In multi-view three-dimensional imaging, to capture the elemental images of distant objects, the use of a field-like lens that projects the reference plane onto the microlens array is necessary. In this case, the spatial resolution of reconstructed images is equal to the spatial density of microlenses in the array. In this paper we report a simple method, based on the realization of double snapshots, to double the 2D pixel density of reconstructed scenes. Experiments are reported to support the proposed approach.
© 2012 OSA
Stereoscopic or auto-stereoscopic monitors usually produce visual fatigue in the audience due to the convergence-accommodation conflict. An attractive alternative to these techniques is the so-called Integral Photography (or Integral Imaging—InI), proposed by Lippmann in 1908 , and resurrected about two decades ago due to the fast development of electronic sensors and displays . The Lippmann idea was that one can store the 3D image of an object by taking many 2D photos of it from different views. This can be easily done by using a micro lens array (MLA) or a camera array. The key of his proposal is that each elemental image stores a different perspective of the object. When this information is projected onto a 2D display placed in front of an array of micro lenses, the perspectives are integrated into a 3D image. The reconstructed scene is perceived in 3D by the observer, independent of his/her position. Since an InI monitor truly reconstructs the 3D scene, the observation is produced without special goggles, with full parallax and potentially absent of any visual fatigue.
Although InI concept was initially intended for the capture and display of 3D pictures or movies, in the last decades other interesting applications have been proposed. Examples are the digital reconstruction of spatially incoherent 3D scenes [3,4], the reconstruction of partially occluded objects , or the sensing and recognition of low light level scenes . Note that when the scene is far from the MLA so that the parallax of recorded elemental images is very small, it is necessary a depth-control lens [7,8] to image the 3D scene into the neighborhood of the MLA. In that case, the spatial resolution of reconstructed images is determined by the spatial density of lenses in the array. But to avoid diffraction effects, this density is in practice limited. Thus, the spatial resolution suffers in the reconstruction of the scene.
One solution to this problem is to use large-size image sensors. This would allow increasing the number of microlenses. Additionally, the use of computer-graphics post-processing algorithms also permits the improvement of the quality of reconstructed images . Note, however, that algorithms cannot recover the information that was not captured by optical means. In this paper, we propose a technique that can increase the spatial resolution of the reconstructed scene. To obtain that, we propose a double snapshot recording. This allows synthesizing an integral image with doubled number of elemental images. This implies to double the number of pixels of reconstructed scenes.
To present the new approach, we have organized the paper as following. In Section 2, we explain the principles of the near-field integral imaging. In Section 3, we discuss the fundamental differences between near-field and far-field integral imaging.
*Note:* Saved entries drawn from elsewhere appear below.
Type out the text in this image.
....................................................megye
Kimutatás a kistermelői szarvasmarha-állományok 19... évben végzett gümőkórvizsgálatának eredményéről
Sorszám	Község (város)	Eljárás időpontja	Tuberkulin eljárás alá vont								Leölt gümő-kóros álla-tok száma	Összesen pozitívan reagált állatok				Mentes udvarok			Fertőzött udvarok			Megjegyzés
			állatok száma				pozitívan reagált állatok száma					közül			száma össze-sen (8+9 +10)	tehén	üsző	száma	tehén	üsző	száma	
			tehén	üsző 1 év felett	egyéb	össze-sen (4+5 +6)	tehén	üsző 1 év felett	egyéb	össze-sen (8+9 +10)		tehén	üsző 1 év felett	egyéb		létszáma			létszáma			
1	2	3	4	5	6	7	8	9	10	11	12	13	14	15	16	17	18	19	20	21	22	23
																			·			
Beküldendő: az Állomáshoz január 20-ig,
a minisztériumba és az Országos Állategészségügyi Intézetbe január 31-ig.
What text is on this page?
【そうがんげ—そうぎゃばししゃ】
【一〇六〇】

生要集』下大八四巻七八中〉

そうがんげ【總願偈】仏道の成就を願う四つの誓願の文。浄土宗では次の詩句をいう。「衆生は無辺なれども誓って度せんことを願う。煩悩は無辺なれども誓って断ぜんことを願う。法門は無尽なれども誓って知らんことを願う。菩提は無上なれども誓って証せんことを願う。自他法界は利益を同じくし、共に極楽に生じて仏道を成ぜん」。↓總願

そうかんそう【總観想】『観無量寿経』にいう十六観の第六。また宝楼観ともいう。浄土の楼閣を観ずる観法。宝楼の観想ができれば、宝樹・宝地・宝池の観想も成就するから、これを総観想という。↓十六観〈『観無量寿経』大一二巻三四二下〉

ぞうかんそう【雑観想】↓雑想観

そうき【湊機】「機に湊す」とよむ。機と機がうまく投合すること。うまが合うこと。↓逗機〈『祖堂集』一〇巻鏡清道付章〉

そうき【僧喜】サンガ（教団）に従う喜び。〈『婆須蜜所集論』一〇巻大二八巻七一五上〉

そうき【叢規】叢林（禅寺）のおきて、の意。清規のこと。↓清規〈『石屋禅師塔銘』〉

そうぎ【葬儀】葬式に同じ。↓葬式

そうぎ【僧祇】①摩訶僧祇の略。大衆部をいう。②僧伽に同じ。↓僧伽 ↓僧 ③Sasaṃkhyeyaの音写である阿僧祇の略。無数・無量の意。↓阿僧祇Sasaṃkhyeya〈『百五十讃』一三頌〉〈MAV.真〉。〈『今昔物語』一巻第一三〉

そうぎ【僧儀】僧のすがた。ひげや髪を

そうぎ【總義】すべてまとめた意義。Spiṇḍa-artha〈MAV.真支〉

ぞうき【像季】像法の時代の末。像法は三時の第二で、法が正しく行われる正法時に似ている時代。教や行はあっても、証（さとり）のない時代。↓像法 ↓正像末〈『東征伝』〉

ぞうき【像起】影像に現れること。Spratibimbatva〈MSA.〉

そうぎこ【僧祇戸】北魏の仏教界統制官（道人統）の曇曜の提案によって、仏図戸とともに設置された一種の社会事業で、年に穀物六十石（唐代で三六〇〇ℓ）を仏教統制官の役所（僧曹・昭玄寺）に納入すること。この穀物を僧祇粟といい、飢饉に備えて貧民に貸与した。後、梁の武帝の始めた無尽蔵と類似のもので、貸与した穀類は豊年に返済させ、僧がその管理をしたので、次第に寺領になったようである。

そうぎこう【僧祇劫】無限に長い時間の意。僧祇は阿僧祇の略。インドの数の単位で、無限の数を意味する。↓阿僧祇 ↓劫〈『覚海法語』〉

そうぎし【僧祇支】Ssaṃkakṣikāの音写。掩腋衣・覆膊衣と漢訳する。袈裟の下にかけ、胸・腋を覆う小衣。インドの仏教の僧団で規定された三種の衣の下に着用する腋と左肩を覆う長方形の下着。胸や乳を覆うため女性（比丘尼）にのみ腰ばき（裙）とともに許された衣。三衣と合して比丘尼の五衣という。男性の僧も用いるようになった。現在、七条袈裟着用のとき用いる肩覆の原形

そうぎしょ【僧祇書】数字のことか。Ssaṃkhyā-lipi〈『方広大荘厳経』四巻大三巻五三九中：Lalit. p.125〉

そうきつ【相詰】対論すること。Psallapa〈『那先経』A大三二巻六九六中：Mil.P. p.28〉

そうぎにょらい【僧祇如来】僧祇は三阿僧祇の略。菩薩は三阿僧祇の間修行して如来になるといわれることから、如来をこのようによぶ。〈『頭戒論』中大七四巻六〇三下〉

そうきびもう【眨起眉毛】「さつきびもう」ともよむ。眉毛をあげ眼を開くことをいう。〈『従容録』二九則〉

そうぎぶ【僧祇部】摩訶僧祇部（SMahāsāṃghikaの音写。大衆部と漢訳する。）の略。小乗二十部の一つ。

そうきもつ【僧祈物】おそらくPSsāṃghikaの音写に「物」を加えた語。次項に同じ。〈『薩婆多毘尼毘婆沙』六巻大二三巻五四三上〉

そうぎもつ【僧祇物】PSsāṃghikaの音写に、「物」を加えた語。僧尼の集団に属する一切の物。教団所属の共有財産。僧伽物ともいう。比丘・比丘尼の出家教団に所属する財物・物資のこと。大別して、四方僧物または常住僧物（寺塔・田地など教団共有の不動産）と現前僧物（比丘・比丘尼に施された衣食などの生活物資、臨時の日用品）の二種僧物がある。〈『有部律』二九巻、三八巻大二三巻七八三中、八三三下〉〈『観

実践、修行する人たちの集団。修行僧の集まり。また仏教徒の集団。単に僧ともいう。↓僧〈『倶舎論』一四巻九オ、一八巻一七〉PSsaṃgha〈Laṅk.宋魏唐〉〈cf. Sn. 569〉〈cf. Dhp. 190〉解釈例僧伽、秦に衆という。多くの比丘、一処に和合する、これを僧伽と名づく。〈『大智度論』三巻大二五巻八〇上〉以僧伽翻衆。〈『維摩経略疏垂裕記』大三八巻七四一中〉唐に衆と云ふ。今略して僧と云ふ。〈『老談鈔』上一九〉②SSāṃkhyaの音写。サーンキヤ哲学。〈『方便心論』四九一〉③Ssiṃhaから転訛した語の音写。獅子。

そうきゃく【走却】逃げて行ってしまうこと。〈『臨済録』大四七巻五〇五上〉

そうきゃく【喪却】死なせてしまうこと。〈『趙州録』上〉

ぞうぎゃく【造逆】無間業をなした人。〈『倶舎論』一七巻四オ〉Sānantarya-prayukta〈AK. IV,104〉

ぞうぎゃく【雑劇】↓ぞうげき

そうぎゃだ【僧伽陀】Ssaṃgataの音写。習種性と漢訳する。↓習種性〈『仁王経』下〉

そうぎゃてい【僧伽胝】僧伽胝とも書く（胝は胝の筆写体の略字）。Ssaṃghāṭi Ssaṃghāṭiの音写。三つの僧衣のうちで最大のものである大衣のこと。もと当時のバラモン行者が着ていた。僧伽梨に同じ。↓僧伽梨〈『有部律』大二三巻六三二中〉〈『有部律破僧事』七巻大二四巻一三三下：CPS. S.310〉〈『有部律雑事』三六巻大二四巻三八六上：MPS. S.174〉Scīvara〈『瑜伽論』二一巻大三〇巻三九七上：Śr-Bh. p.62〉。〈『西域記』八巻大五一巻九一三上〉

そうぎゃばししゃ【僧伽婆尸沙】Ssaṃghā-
In Section 4 we describe our method for improvement of resolution, and perform a proof-of-concept experiment. Finally in Section 5, we summarize the main achievements of this paper.
2. Near-field integral imaging
The original Lippmann concept is based on the capture of many perspectives of a 3D scene bymeans of a multilens recording of a 3D scene. As shown in Fig. 1 , the image sensor is placed behind the lenslets. The individual images obtained by any lens are noted as elemental images (EI). To store the 3D scene, it is useful to record wide viewing angle EIs, so that any part of the 3D scene appears in multiple EIs, and also to have a sufficient angular extension of the camera array, as seen from the object.
The proper selection of the capture parameters strongly depends on the application. Forexample, when the aim of the capture is the recording of EIs intended for being displayed in an InI monitor, one has to take into account that microlens pitch is the resolution unit in InI displays . Besides, a density of 16-20 pixels/EI is considered enough for producing good perspective resolution in displayed 3D images. Thus, for this kind of application a large number of EIs with moderate px/EI are required .
A different case, the EIs are captured with the aim of reconstructing the 3D scene in astack of planes parallel to the camera array. There are different methods for performing such calculations [10,12,13]. These reconstruction algorithms basically project the EIs (through pinholes placed at the centers of the lenses) and then process them to reconstruct the scene. Thus, the spatial resolution of the reconstructed images mainly depends on the pixels/EI whereas the angular resolution, i.e. the segmentation capacity of 3D reconstruction, is restricted by the number of lenses of the array. Note that the overall number of pixels/EI is constrained because it determines the data bandwidth associated to the transmission of InI information. Thus, it is convenient to record small number of EIs but with high number of pixels/EI. This scheme is used when the 3D object is near the lens array. Near means that the angular extension of the lens array as seen from the 3D scene is high. This can correspond to the case in which a small scene [a few cm in size] is captured with an array of microlenses. It can also correspond to the capture of macroscopic 3D scenes with an array of digital cameras arranged in a grid whose pitch is of some centimeters . To highlight the differences between different InI architectures, we will name this type as Near-Field Integral Imaging (NInI).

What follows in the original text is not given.